1. [r9c6]=8=[r9c5]=1=[r9c7]-1-[r7c8]=1=[r4c8]=6=[r4c6]=8=[r9c6], => r9c6=8.

2. [r9c9]-4-[r56c9]=4=[r4c7]-4-[r4c1]=4=[r9c1]-4-[r9c9], => r9c9<>4.

3. We have an ANL in the set of cells {r2c2/r3c1/r9c1/r4c1568/r2c8} where a Nice Loop sets up if r4c5 is not "5":

[r2c5]-5-[r4c5]-{Nice Loop: [r2c2]-7-[r3c1]=7=[r9c1]=4=[r4c1]=5=[r4c6]=6=[r4c8]-6-[r2c8]-7-[r2c2]}-7-[r2c2]-5-[r2c5], => r2c5<>5.
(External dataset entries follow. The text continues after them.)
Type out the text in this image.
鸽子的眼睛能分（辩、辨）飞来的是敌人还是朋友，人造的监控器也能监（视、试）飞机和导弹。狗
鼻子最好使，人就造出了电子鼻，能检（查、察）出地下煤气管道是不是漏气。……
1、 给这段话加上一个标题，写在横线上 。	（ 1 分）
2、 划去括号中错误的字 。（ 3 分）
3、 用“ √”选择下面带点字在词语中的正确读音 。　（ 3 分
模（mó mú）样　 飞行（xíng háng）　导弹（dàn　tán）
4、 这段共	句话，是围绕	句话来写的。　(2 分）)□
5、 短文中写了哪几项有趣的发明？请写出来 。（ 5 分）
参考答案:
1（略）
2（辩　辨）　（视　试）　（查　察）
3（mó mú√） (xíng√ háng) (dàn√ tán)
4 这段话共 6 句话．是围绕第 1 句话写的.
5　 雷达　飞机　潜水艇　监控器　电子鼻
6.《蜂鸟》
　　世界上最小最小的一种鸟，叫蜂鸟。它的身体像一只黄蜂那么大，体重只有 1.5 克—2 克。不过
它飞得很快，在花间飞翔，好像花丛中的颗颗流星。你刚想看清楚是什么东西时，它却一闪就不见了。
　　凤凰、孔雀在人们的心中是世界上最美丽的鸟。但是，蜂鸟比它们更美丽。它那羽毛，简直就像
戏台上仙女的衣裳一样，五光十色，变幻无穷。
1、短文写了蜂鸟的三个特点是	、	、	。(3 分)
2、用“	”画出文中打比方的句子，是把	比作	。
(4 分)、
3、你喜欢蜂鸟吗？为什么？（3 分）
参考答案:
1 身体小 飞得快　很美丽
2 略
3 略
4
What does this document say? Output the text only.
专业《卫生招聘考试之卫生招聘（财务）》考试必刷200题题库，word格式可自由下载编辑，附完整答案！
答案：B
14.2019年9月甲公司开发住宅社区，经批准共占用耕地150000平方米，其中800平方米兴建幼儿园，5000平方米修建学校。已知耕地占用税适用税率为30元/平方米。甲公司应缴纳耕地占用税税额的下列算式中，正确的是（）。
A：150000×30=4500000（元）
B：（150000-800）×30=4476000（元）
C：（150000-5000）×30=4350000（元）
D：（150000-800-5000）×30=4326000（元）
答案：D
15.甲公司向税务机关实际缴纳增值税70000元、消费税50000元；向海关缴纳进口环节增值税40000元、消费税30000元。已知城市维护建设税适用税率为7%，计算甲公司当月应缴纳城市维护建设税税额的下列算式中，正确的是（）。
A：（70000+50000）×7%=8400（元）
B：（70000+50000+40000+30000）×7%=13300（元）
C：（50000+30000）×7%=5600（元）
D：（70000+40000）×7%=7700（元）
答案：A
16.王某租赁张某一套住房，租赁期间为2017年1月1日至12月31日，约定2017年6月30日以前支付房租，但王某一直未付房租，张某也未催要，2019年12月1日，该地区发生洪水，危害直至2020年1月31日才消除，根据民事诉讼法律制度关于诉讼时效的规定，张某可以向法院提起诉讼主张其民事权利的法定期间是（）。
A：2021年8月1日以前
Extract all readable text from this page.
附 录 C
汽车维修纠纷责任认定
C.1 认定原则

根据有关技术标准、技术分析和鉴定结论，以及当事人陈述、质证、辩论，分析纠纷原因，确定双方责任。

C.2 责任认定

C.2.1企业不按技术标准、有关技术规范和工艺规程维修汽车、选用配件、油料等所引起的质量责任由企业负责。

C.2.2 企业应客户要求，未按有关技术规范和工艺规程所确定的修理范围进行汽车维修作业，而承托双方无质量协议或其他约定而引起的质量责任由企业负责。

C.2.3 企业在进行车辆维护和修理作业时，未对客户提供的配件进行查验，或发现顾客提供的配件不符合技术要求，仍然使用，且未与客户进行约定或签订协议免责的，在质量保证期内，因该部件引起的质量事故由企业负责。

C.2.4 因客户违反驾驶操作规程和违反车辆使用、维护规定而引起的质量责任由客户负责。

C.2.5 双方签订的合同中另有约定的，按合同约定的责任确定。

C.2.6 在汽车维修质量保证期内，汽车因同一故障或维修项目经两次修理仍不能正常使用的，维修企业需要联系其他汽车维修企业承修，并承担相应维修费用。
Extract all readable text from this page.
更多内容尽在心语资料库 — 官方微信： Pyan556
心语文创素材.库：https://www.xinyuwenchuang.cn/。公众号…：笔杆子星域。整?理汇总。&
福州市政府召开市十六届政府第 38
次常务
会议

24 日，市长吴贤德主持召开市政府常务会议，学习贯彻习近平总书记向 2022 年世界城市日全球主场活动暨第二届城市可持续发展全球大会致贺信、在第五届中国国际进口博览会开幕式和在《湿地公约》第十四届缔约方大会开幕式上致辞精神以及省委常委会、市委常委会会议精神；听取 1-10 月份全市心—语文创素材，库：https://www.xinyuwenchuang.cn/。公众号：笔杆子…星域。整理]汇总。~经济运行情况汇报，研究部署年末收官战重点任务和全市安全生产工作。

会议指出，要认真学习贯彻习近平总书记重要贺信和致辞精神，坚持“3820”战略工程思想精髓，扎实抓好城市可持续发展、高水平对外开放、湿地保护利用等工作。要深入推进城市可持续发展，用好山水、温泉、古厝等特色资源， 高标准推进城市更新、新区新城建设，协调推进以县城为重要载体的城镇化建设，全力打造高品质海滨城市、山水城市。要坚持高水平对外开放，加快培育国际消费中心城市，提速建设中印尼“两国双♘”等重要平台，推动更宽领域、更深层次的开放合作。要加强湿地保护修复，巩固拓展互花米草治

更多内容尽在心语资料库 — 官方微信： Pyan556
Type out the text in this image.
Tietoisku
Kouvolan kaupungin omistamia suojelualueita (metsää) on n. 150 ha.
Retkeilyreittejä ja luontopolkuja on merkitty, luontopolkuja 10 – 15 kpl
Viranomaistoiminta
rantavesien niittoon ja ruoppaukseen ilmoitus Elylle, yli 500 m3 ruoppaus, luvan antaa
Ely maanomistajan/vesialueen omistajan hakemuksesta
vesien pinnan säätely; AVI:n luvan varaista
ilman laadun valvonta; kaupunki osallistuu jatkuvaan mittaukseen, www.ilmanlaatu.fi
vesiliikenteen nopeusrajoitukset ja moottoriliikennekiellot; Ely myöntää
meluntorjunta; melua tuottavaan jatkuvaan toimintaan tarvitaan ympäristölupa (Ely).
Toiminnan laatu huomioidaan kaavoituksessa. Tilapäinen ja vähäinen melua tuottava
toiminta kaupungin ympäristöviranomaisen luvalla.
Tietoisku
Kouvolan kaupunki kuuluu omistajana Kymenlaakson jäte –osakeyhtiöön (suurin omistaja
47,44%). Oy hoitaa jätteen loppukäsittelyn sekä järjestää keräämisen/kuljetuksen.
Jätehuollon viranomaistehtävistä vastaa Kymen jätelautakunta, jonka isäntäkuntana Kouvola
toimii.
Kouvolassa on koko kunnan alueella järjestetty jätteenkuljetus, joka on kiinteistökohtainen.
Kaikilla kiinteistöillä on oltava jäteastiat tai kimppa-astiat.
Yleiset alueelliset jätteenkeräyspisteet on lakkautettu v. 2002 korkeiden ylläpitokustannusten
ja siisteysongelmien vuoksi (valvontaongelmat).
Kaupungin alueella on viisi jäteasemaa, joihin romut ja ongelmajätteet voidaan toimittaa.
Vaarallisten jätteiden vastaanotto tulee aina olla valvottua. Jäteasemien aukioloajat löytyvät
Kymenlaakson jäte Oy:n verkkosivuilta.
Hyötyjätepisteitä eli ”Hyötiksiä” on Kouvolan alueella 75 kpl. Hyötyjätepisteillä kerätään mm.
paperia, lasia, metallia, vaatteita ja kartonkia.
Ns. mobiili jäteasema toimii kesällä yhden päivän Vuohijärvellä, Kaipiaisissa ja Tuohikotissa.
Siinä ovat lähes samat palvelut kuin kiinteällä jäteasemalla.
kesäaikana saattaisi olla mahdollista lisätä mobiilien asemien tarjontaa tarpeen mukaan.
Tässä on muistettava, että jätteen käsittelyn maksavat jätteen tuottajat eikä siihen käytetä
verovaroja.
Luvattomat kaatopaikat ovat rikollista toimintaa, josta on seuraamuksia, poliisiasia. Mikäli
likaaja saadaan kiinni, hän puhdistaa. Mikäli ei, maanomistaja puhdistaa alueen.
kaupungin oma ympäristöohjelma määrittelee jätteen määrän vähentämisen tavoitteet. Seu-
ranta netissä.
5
4. [r7c8]-7-[r7c456]=7=[r89c5]-7-[r2c5]=7=[r2c8]-7-[r7c8], => r7c8<>7.

5. Now we have an ANL in cells {r4c1/r9c1/r8c28/r1c8/r2c8/r4c68} where a Nice Loop arises if r1c8 is not "6" nor "7":

[r4c4]=8=[r1c4]-8-[r1c5]=(AUR: r12c57)=8|2=[r1c8]-{Nice Loop: [r4c1]=4=[r9c1]-4-[r8c2]-7-[r8c8]=7=[r2c8]=6=[r4c8]-6-[r4c6]-5-[r4c1]}-5-[r4c1]-4-[r4c4], => r4c4<>4.

6. [r7c9]=5=[r7c3]=2=[r9c2]=7=[r8c2]-7-[r8c8]-9-[r7c78|r9c7]-2,4-[r7c9], => r7c9<>2,4.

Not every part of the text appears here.